With no medical background, limited support as a legal immigrant and very little information available online, I was overwhelmed when Jeremiah was finally given a diagnosis. Fear and grief threatened to consume me, but those emotions eventually became fuel. Unsure how long I would be able to see my son’s bright eyes or feel his joyful body wiggles, I joined every support group I could find and committed myself to advocacy and education about TK2d. We become frequent flyers at the children’s hospital.

Jeremiah was given three months to live in 2019. This Jan. 23, 2026, he turned seven years old and is thriving.

Jeremiah’s daily life is shared through a social media vlog followed by about 300,000 people worldwide on platforms such as Facebook, Instagram, YouTube and TikTok. Through it, we raise awareness by sharing both the beauty and hardship of this rare journey.

Jeremiah uses a ventilator to breathe, receives nutrition through a G-tube, navigates life in a motorized wheelchair and is learning to communicate through an eye-gaze device. He relies on me for all aspects of his care and to help keep him alive.

I went from being a business professional to changing diapers every hour and napping on the couch so I could be near him. I ditched my heels and career for sweats and strained finances (through micromanaged social security). I went from rushing to work meetings to making sure he gets to his daily therapies and medical appointments even if it requires us flying across the country loaded down with equipment and medical necessities.

My time is no longer mine, isolation is common, yet I push myself to give him a good quality life and volunteer to raise awareness. I gave up solo trips in the blue skies to watching him turn blue with fear in my eyes, from mixing drinks to mixing medications, from living my best life, to keeping my medically complex child alive. I’ve missed countless parental activities with my older boys because my youngest needs me to eat, move and breathe. What was deemed a death diagnosis has affected every aspect of our family life. The overwhelming emotions stifled in the first few years gave me eerie adrenaline racing against time without a stopwatch, yet the clock has kept ticking. 

Last year I turned 40. I thought I was feeling depressed over the holidays, and then it hit me: I no longer recognized myself in the mirror. I broke and started depression medication to help the overflow of tears that I experience often.

Perhaps the untimely overflow from my shattered glass isn’t meant to break me. For those of us raising children with rare diseases, maybe it’s meant to show us the power of community around us and even our own strength that we are unaware of.

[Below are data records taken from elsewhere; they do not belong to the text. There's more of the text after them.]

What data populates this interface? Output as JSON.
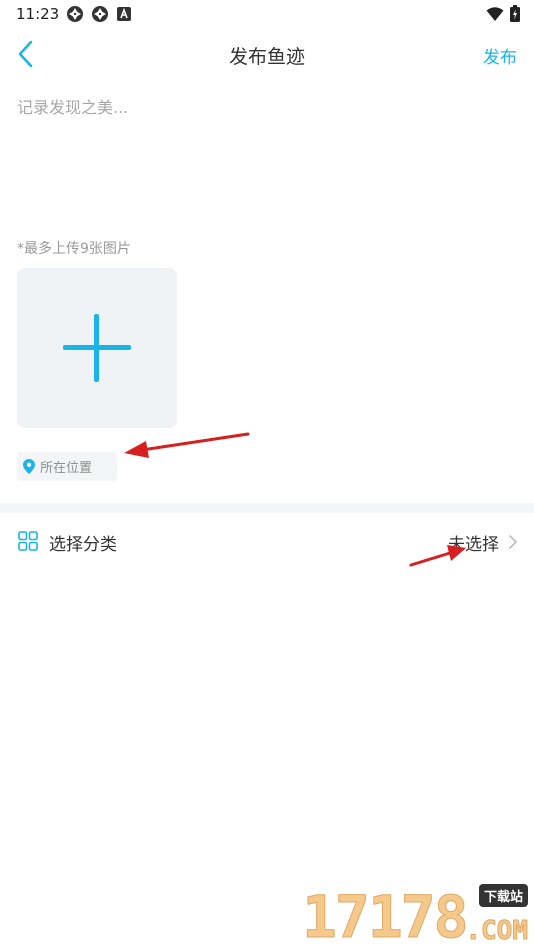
{
  "status_bar": {
    "time": "11:23",
    "icons_left": [
      "pinwheel-icon",
      "pinwheel-icon",
      "a-box-icon"
    ],
    "icons_right": [
      "wifi-icon",
      "battery-charging-icon"
    ]
  },
  "nav": {
    "back_icon": "chevron-left-icon",
    "title": "发布鱼迹",
    "publish_label": "发布"
  },
  "post": {
    "placeholder": "记录发现之美...",
    "value": ""
  },
  "upload": {
    "hint": "*最多上传9张图片",
    "add_icon": "plus-icon"
  },
  "location": {
    "icon": "location-pin-icon",
    "label": "所在位置"
  },
  "category": {
    "icon": "grid-icon",
    "label": "选择分类",
    "value": "未选择",
    "chevron": "chevron-right-icon"
  },
  "watermark": {
    "number": "17178",
    "badge": "下载站",
    "domain": ".COM"
  },
  "colors": {
    "accent": "#1ab4e8",
    "annotation_red": "#d62020",
    "divider": "#f4f5f7",
    "tile_bg": "#f0f3f6"
  }
}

Even in the physical and mental sense of breaking, the pieces still are held together by medical professionals, researchers and people who follow our journey filled with faith, and our own unconventional hope. Along our journey I was blessed to connect with UCB, a global leader in rare disease pharmaceuticals, and United Mitochondrial Disease Foundation (UMDF), the leading support organization for mitochondrial disease. It felt good to not be alone as they genuinely care about the patient voice. Their support has helped keep me together, even when I’m not sure how I haven’t fallen apart.

Please don’t mistake my grief for a lack of gratitude. I didn’t expect my son to live this long; now I feel like I’m finally pausing to reflect in a state of stuck shock.

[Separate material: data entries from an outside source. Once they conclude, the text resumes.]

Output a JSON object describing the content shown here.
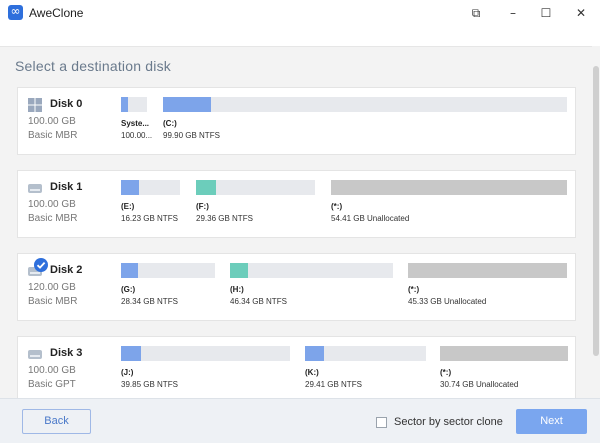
{
  "titlebar": {
    "title": "AweClone",
    "restore_glyph": "⧉",
    "minimize_glyph": "–",
    "maximize_glyph": "☐",
    "close_glyph": "✕"
  },
  "heading": "Select a destination disk",
  "disks": [
    {
      "name": "Disk 0",
      "size": "100.00 GB",
      "type": "Basic MBR",
      "selected": false,
      "partitions": [
        {
          "name": "Syste...",
          "detail": "100.00...",
          "fill_fraction": 0.25,
          "color": "#7da4ea"
        },
        {
          "name": "(C:)",
          "detail": "99.90 GB NTFS",
          "fill_fraction": 0.12,
          "color": "#7da4ea"
        }
      ]
    },
    {
      "name": "Disk 1",
      "size": "100.00 GB",
      "type": "Basic MBR",
      "selected": false,
      "partitions": [
        {
          "name": "(E:)",
          "detail": "16.23 GB NTFS",
          "fill_fraction": 0.3,
          "color": "#7da4ea"
        },
        {
          "name": "(F:)",
          "detail": "29.36 GB NTFS",
          "fill_fraction": 0.17,
          "color": "#6ccdbb"
        },
        {
          "name": "(*:)",
          "detail": "54.41 GB Unallocated",
          "fill_fraction": 1.0,
          "color": "#c8c8c8"
        }
      ]
    },
    {
      "name": "Disk 2",
      "size": "120.00 GB",
      "type": "Basic MBR",
      "selected": true,
      "partitions": [
        {
          "name": "(G:)",
          "detail": "28.34 GB NTFS",
          "fill_fraction": 0.18,
          "color": "#7da4ea"
        },
        {
          "name": "(H:)",
          "detail": "46.34 GB NTFS",
          "fill_fraction": 0.11,
          "color": "#6ccdbb"
        },
        {
          "name": "(*:)",
          "detail": "45.33 GB Unallocated",
          "fill_fraction": 1.0,
          "color": "#c8c8c8"
        }
      ]
    },
    {
      "name": "Disk 3",
      "size": "100.00 GB",
      "type": "Basic GPT",
      "selected": false,
      "partitions": [
        {
          "name": "(J:)",
          "detail": "39.85 GB NTFS",
          "fill_fraction": 0.12,
          "color": "#7da4ea"
        },
        {
          "name": "(K:)",
          "detail": "29.41 GB NTFS",
          "fill_fraction": 0.16,
          "color": "#7da4ea"
        },
        {
          "name": "(*:)",
          "detail": "30.74 GB Unallocated",
          "fill_fraction": 1.0,
          "color": "#c8c8c8"
        }
      ]
    }
  ],
  "footer": {
    "back_label": "Back",
    "sector_clone_label": "Sector by sector clone",
    "sector_clone_checked": false,
    "next_label": "Next"
  }
}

I have to logically and rationally figure out how to continue providing financially, physically and even emotionally for Jeremiah’s ever-growing needs, to care for his entire being and maturing emotions. I have to figure out how to morph into a stronger version of myself to endure the unpredictable journey ahead.

The clock doesn’t stop, but what we do with our time matters: we either rise up or not. Although broken, the opportunity to use my glass’s overflow for good shows that we can all rise to rare. The unknown overflow keeps me together, by choice for the love of my son, my own servitude heart to mankind, and towards hope for future generations so that others won’t have to break like me.